Empty roads, clear skies, and vacant storefronts were a negative for the economy but a positive for air quality.
“Our daily lives were fundamentally changed with the pandemic. Less people were on the roads, less people were flying, and less people were heading into work,” said Storm Team 2 Meteorologist David Dickson.
Dickson says the shutdowns lead to fewer pollutants like ozone particulate matter and nitrogen dioxide.
“It’s estimated that around 25% of global emissions were reduced during the key shutdown times of the pandemic,” Dickson added.
Daily emissions are largely back to pre-pandemic levels now, but those few months of good air quality made a big difference.
“When you’re talking about lessened air quality with a disease that primarily impacts the lungs, it really does make a difference. Cleaner air leads to a little bit lessened impact with COVID,” Dickson stated.
A more lasting impact that will be seen here in Charleston is on the beaches, where fewer crowds gave shorebirds the opportunity to make a new home.
“This season was the first time that Least Terns were successfully nesting out here,” said Janet Thibault, a wildlife biologist with the SC Department of Natural Resources (SCDNR).
Least Terns are a small coastal bird. Thibault says that they are threatened in the state, with only about 1,000 nestings in South Carolina.
This year saw a greater turnout, thanks in part to the pandemic.
“About 32 pairs nested here on the beach and hatched their chicks and we’re really happy to see it.

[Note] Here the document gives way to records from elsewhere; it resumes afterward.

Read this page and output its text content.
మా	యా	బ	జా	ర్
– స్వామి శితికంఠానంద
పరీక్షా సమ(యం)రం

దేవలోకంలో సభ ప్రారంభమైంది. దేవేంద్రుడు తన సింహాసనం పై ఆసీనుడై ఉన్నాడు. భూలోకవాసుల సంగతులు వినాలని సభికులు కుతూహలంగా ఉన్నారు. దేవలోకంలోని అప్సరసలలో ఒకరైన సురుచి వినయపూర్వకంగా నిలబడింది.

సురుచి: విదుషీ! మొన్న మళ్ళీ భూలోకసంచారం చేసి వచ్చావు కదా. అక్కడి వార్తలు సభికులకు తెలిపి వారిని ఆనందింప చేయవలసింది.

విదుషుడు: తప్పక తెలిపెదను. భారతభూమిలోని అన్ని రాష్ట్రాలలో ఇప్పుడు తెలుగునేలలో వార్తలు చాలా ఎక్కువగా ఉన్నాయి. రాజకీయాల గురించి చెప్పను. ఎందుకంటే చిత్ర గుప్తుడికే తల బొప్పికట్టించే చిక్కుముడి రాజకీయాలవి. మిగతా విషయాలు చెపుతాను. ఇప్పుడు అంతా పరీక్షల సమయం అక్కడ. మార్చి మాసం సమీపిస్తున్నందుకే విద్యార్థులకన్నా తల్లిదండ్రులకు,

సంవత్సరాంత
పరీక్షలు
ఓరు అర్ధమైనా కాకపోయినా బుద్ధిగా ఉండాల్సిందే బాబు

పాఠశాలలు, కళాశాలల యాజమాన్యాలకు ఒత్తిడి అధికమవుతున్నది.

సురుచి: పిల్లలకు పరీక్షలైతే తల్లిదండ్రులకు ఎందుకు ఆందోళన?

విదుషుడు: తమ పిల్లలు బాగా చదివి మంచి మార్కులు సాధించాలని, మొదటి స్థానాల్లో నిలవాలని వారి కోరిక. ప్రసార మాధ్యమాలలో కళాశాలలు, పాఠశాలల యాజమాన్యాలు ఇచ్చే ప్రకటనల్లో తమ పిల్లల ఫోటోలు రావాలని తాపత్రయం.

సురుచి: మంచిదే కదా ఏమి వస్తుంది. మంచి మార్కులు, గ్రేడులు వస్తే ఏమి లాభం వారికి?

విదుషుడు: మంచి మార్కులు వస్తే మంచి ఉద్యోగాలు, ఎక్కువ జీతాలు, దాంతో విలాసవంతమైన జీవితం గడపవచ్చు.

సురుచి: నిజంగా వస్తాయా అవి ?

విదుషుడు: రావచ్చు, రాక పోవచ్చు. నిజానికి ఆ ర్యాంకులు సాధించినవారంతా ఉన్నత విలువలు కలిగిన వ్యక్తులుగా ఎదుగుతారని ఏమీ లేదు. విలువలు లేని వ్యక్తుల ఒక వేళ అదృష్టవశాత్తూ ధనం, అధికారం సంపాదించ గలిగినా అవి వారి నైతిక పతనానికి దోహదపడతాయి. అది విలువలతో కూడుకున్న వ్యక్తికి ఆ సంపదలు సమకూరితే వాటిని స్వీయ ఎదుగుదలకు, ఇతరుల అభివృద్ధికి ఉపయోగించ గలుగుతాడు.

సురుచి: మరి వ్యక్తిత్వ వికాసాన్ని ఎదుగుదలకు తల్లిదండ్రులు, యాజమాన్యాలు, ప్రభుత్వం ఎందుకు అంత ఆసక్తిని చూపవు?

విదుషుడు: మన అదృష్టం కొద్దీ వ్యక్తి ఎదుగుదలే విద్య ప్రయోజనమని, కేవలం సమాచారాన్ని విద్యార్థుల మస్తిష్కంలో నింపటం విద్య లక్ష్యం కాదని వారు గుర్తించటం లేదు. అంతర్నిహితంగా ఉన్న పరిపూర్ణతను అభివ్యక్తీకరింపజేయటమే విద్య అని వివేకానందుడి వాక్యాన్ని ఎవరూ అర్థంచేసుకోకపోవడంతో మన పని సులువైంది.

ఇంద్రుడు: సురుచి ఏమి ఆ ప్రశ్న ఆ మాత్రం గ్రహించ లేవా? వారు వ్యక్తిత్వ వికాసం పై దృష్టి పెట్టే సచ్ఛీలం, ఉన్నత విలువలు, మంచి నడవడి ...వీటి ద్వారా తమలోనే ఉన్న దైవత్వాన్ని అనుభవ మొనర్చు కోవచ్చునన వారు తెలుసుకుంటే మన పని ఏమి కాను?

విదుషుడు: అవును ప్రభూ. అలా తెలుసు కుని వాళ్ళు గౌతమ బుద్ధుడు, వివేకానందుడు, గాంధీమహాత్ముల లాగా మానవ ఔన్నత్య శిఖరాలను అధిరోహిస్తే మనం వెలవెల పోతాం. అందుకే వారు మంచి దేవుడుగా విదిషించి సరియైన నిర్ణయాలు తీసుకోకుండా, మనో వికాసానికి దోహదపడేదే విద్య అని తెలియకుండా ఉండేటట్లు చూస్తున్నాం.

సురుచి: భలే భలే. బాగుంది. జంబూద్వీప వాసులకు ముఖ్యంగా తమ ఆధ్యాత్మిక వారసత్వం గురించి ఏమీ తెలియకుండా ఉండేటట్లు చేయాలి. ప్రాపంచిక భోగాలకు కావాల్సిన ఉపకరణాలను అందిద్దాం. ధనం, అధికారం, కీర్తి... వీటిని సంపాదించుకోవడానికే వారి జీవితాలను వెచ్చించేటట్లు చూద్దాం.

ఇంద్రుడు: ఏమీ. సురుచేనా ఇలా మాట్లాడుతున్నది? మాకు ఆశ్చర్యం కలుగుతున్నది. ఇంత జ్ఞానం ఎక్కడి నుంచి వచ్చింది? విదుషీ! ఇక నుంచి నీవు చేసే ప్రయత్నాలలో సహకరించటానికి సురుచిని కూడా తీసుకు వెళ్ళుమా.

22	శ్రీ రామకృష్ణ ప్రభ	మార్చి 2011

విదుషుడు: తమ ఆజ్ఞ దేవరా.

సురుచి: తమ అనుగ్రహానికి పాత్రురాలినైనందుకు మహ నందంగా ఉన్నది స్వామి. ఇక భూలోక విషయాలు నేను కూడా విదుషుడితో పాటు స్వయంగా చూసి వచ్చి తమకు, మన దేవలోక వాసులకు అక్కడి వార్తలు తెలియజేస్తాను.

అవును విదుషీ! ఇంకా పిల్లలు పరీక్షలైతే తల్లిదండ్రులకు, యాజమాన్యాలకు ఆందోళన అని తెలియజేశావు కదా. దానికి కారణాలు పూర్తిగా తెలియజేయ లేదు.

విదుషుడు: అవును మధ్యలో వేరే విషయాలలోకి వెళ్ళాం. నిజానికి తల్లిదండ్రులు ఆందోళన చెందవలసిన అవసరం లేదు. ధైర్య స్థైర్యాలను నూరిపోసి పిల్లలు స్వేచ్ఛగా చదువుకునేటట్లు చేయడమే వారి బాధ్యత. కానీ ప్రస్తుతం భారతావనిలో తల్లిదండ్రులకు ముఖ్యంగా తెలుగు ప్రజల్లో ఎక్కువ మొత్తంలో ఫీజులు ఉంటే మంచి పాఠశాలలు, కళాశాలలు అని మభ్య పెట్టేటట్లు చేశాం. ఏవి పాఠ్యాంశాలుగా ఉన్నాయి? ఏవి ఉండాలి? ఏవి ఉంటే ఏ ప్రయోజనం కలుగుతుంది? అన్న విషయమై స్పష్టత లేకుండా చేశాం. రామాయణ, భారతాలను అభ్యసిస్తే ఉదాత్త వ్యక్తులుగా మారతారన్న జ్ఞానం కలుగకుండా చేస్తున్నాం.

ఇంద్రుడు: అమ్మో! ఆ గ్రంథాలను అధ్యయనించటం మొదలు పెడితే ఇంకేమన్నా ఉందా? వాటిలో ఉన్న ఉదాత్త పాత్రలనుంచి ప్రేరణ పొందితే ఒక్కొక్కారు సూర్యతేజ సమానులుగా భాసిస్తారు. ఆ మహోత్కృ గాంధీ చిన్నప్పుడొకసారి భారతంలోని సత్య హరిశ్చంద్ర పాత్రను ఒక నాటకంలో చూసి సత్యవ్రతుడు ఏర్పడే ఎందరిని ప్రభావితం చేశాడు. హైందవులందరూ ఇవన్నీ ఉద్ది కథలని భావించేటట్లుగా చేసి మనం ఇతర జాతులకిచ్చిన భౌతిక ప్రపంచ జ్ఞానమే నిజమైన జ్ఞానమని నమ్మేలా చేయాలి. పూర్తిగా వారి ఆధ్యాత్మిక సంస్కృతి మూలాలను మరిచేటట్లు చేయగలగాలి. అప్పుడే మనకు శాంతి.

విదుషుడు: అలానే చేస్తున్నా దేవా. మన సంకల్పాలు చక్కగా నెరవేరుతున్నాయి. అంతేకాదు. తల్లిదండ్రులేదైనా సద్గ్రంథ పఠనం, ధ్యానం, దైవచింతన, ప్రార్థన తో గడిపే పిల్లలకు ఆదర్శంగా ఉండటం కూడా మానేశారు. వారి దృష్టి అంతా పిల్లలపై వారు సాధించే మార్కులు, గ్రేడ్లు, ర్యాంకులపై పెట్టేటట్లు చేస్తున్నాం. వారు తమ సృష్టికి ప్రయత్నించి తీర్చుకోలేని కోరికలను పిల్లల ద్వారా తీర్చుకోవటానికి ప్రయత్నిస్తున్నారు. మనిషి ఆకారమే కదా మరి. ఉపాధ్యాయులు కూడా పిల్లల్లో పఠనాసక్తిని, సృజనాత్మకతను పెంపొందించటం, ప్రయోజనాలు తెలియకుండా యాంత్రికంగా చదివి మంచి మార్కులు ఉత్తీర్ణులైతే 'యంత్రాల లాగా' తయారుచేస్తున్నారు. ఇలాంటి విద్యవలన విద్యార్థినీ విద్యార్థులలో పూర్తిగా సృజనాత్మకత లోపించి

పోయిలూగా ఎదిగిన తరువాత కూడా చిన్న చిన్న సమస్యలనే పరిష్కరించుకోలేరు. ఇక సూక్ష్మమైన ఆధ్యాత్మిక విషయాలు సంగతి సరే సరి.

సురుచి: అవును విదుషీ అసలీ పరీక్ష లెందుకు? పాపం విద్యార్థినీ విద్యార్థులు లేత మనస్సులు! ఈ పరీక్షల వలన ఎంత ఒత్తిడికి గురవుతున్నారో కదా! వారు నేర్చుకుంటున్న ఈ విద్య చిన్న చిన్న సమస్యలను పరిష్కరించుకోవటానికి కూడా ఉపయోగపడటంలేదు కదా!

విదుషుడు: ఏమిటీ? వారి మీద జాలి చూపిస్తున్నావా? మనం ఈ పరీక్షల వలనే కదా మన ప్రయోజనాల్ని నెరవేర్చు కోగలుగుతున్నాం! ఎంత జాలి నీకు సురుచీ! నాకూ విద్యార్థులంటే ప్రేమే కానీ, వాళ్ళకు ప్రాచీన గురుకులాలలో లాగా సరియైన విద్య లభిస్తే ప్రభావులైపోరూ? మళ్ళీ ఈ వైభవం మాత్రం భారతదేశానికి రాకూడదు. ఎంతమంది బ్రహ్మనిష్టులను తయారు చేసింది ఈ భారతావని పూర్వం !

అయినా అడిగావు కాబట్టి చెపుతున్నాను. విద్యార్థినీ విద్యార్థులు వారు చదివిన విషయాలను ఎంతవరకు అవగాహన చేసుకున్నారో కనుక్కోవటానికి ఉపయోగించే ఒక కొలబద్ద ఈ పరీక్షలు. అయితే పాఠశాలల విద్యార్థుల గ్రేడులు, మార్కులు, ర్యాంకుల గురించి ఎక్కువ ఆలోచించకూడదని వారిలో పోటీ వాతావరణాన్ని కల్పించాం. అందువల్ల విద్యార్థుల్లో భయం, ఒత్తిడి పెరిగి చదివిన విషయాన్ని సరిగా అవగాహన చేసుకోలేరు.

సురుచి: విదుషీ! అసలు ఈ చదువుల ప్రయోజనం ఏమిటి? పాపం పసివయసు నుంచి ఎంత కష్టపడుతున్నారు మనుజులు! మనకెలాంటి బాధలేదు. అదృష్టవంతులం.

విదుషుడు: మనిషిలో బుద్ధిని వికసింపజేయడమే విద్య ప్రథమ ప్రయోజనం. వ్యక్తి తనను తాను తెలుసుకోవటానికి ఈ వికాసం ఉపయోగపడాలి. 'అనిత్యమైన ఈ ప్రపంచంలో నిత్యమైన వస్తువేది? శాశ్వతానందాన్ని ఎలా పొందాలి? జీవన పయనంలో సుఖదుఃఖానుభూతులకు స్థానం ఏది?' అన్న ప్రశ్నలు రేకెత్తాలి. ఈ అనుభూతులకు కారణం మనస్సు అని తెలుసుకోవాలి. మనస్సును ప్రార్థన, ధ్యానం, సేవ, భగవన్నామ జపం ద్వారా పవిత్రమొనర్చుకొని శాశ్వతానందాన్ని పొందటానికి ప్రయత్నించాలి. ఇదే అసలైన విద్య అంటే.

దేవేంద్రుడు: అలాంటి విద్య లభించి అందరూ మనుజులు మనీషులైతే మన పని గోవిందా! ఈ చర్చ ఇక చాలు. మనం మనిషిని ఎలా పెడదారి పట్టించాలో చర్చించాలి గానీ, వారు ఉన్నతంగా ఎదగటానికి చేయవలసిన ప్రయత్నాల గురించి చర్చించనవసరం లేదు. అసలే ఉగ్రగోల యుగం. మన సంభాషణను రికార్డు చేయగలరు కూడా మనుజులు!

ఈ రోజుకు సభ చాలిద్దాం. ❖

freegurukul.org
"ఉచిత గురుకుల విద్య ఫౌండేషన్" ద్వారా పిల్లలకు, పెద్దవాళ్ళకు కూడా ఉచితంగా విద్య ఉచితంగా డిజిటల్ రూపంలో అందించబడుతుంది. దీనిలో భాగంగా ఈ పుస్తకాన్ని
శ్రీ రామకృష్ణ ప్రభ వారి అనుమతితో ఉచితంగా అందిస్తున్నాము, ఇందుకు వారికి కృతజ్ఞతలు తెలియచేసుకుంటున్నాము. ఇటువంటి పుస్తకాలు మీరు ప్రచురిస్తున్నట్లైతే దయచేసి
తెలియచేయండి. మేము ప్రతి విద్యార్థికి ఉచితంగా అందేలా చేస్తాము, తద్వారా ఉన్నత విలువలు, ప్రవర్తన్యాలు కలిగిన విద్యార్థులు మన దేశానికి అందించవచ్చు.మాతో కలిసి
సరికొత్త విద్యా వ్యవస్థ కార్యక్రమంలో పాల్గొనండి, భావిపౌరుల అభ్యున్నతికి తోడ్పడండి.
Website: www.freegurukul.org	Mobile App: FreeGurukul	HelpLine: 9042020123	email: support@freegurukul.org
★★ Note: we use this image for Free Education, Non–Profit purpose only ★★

The habitat was perfect this year,” mentioned Thibault.
Since beaches were closed to the public the birds found remote locations that would not be interrupted by foot traffic.
“There wasn’t too much predation and they successfully hatched their chicks and that was really great to see. This was only one of three beach locations that were successful for least terns this year,” Thibault added.
Since the birds were able to hatch their chicks, experts expect that they will be back next year, hopefully making Folly Beach a permanent home.